El hallazgo de una fosa común con 15 socorristas muertos en Rafah, tras un ataque israelí contra un convoy de emergencia, ha desatado una ola de indignación en la comunidad internacional. La ONU condenó el hecho, denunciando que Israel ha llevado el conflicto a un punto de “guerra sin límites” en Gaza.
El secretario general de la ONU, António Guterres, expresó estar “conmocionado” por el ataque y exigió una investigación independiente sobre los ataques contra trabajadores humanitarios. Según el último balance de la ONU, más de 1.000 personas han muerto desde la reanudación de las operaciones militares israelíes el 18 de marzo.

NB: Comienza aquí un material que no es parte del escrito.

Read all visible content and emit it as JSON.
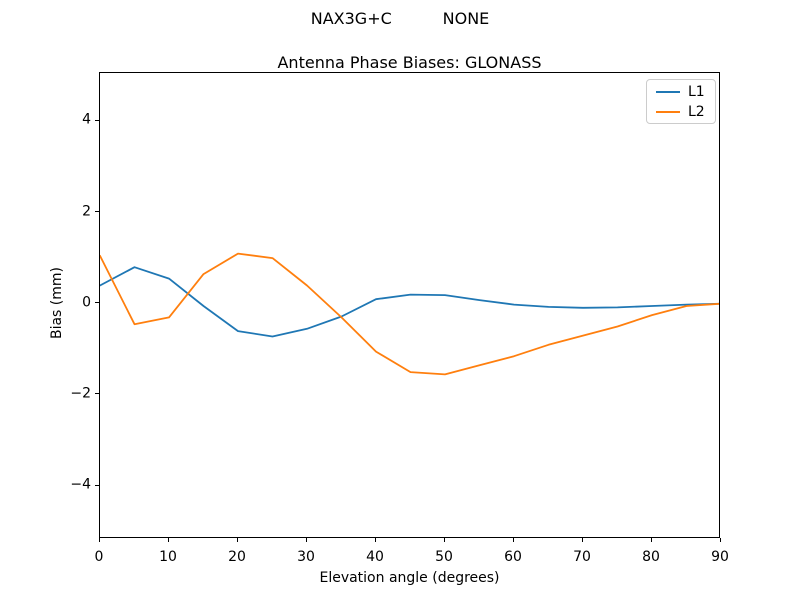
{
  "header": {
    "suptitle": "NAX3G+C          NONE"
  },
  "chart_data": {
    "type": "line",
    "title": "Antenna Phase Biases: GLONASS",
    "xlabel": "Elevation angle (degrees)",
    "ylabel": "Bias (mm)",
    "xlim": [
      0,
      90
    ],
    "ylim": [
      -5.16,
      5.06
    ],
    "grid": false,
    "x": [
      0,
      5,
      10,
      15,
      20,
      25,
      30,
      35,
      40,
      45,
      50,
      55,
      60,
      65,
      70,
      75,
      80,
      85,
      90
    ],
    "series": [
      {
        "name": "L1",
        "color": "#1f77b4",
        "values": [
          0.4,
          0.8,
          0.55,
          -0.05,
          -0.6,
          -0.72,
          -0.55,
          -0.28,
          0.1,
          0.2,
          0.19,
          0.08,
          -0.02,
          -0.07,
          -0.09,
          -0.08,
          -0.05,
          -0.02,
          0.0
        ]
      },
      {
        "name": "L2",
        "color": "#ff7f0e",
        "values": [
          1.05,
          -0.45,
          -0.3,
          0.65,
          1.1,
          1.0,
          0.4,
          -0.3,
          -1.05,
          -1.5,
          -1.55,
          -1.35,
          -1.15,
          -0.9,
          -0.7,
          -0.5,
          -0.25,
          -0.05,
          0.0
        ]
      }
    ],
    "xticks": [
      {
        "value": 0,
        "label": "0"
      },
      {
        "value": 10,
        "label": "10"
      },
      {
        "value": 20,
        "label": "20"
      },
      {
        "value": 30,
        "label": "30"
      },
      {
        "value": 40,
        "label": "40"
      },
      {
        "value": 50,
        "label": "50"
      },
      {
        "value": 60,
        "label": "60"
      },
      {
        "value": 70,
        "label": "70"
      },
      {
        "value": 80,
        "label": "80"
      },
      {
        "value": 90,
        "label": "90"
      }
    ],
    "yticks": [
      {
        "value": -4,
        "label": "−4"
      },
      {
        "value": -2,
        "label": "−2"
      },
      {
        "value": 0,
        "label": "0"
      },
      {
        "value": 2,
        "label": "2"
      },
      {
        "value": 4,
        "label": "4"
      }
    ],
    "legend": {
      "position": "upper right",
      "entries": [
        "L1",
        "L2"
      ]
    }
  }
}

Desde el inicio del conflicto el 7 de octubre de 2023, al menos 408 trabajadores humanitarios han sido asesinados en territorio palestino.
Jonathan Whittall, jefe de la Oficina de la ONU para Operaciones Humanitarias (OCHA), describió el hallazgo de los cuerpos como “una experiencia impactante”. Según su testimonio, los 15 socorristas aún vestían sus uniformes y murieron mientras intentaban salvar vidas.
Las víctimas incluyen ocho miembros de la Media Luna Roja Palestina y un trabajador de la ONU. Testigos afirman que las ambulancias fueron atacadas una por una, dejando los vehículos destruidos junto a la fosa común.
OCHA denunció que el primer equipo de socorristas fue atacado el 23 de marzo, y que otros equipos enviados a rescatarlos fueron bombardeados durante varias horas por fuerzas israelíes.
El 64 % del territorio de Gaza es ahora inaccesible debido a los bombardeos y órdenes de evacuación, informó Whittall. Desde el 2 de marzo, Israel ha bloqueado la entrada de ayuda humanitaria, lo que ha provocado el cierre total de las 25 panaderías gestionadas por el Programa Mundial de Alimentos.
“Gaza se ha convertido en una trampa mortal”, denunció Whittall. “Mis colegas me dicen que solo quieren morir con sus familias. Su mayor temor es sobrevivir solos”.